Single by Black Lace

from the album Party Party
- B-side: "Teardrops in Your Eyes"
- Released: September 1983
- Recorded: Early–mid 1983 at Woodlands Studio, Normanton
- Genre: Pop; novelty; synth-pop;
- Length: 3:35 (album/single version) 4:56 (12" version)
- Label: Carrere Records (France) Flair Records (UK)
- Songwriter(s): Claudio Cecchetto, Claudio Simonetti

Black Lace singles chronology
| "Mary Ann" (1979) | "Superman" (1983) | "Hey You" (1983) |

= Superman (Black Lace song) =

1981 novelty song by Claudio Cecchetto and Claudio Simonetti

"Superman", also titled "Gioca Jouer", is a 1981 novelty song, written by Italian musicians Claudio Cecchetto and Claudio Simonetti, and most famous in the UK for the 1983 recording by Black Lace. The UK single's B-side, "Teardrops in Your Eyes", was an original composition by Black Lace's Alan Barton and Colin Routh.

== Overview ==
The original version of the song, "Gioca Jouer", had great success in Italy, also being the Festival di Sanremo of 1981 opening theme. In the summer, the song arrived in Spain, and became very popular in discos. John Wagtaff (head of Flair Records) heard it while looking for a style of music that would be popular in the United Kingdom.
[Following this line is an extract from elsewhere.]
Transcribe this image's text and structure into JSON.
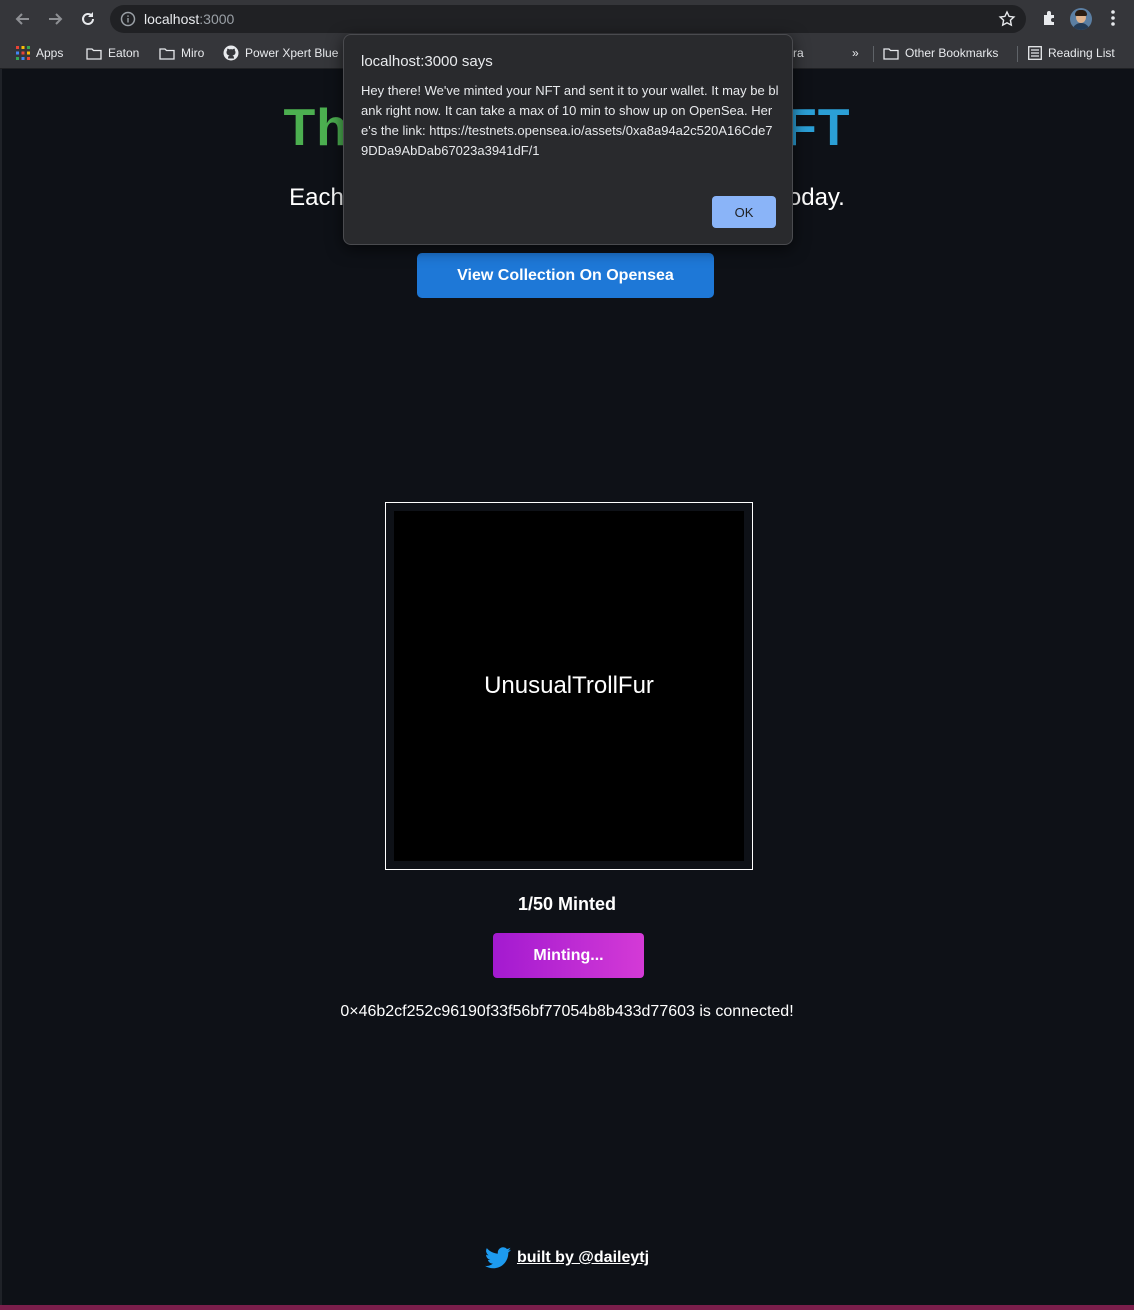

When translated into English, "Gioca Jouer" became "Superman".

The song featured a number of dance gestures that acted out the lyrics - including sleeping, waving, hitching a ride, sneezing, walking, swimming, skiing, spraying deodorant, sounding a horn, ringing a bell, flexing muscles as a "Macho Man", making the letters "OK", blowing kisses, combing, and a pose imitating the DC Comics character Superman. These dance moves were detailed on the record sleeve.

On the Black Lace recording, the intro drum fill was played by Wakefield drummer Barry Huffinley; the remaining rhythm was programmed using a sequencer. The song was recorded at Woodlands Studio in Normanton, West Yorkshire. In 1987, Colin Gibb released an alternative version of the song with explicit lyrics, entitled "Supercock".

Laddi recorded an Icelandic version for his 1983 album "Allt í Lagi Með Það".

== Reception ==
The single was released in the UK in September 1983; its first UK chart appearance was on 10 September, when it was ranked No. 94. It peaked at No. 9 on 22 October, and was last on the chart at No. 73 on 21 January 1984, having spent 20 weeks in the top 100. The song was released in 1984 on the group's debut album, Party Party, which reached No. 4 on the UK Albums Chart. The song has become a staple of many children's parties in the UK, and the subject of many covers, mainly for children.

== Analysis ==
Some analysts (including Paul Simpson and The Guardians Will Dean) draw parallels between the song and Friedrich Nietzsche's Übermensch concept.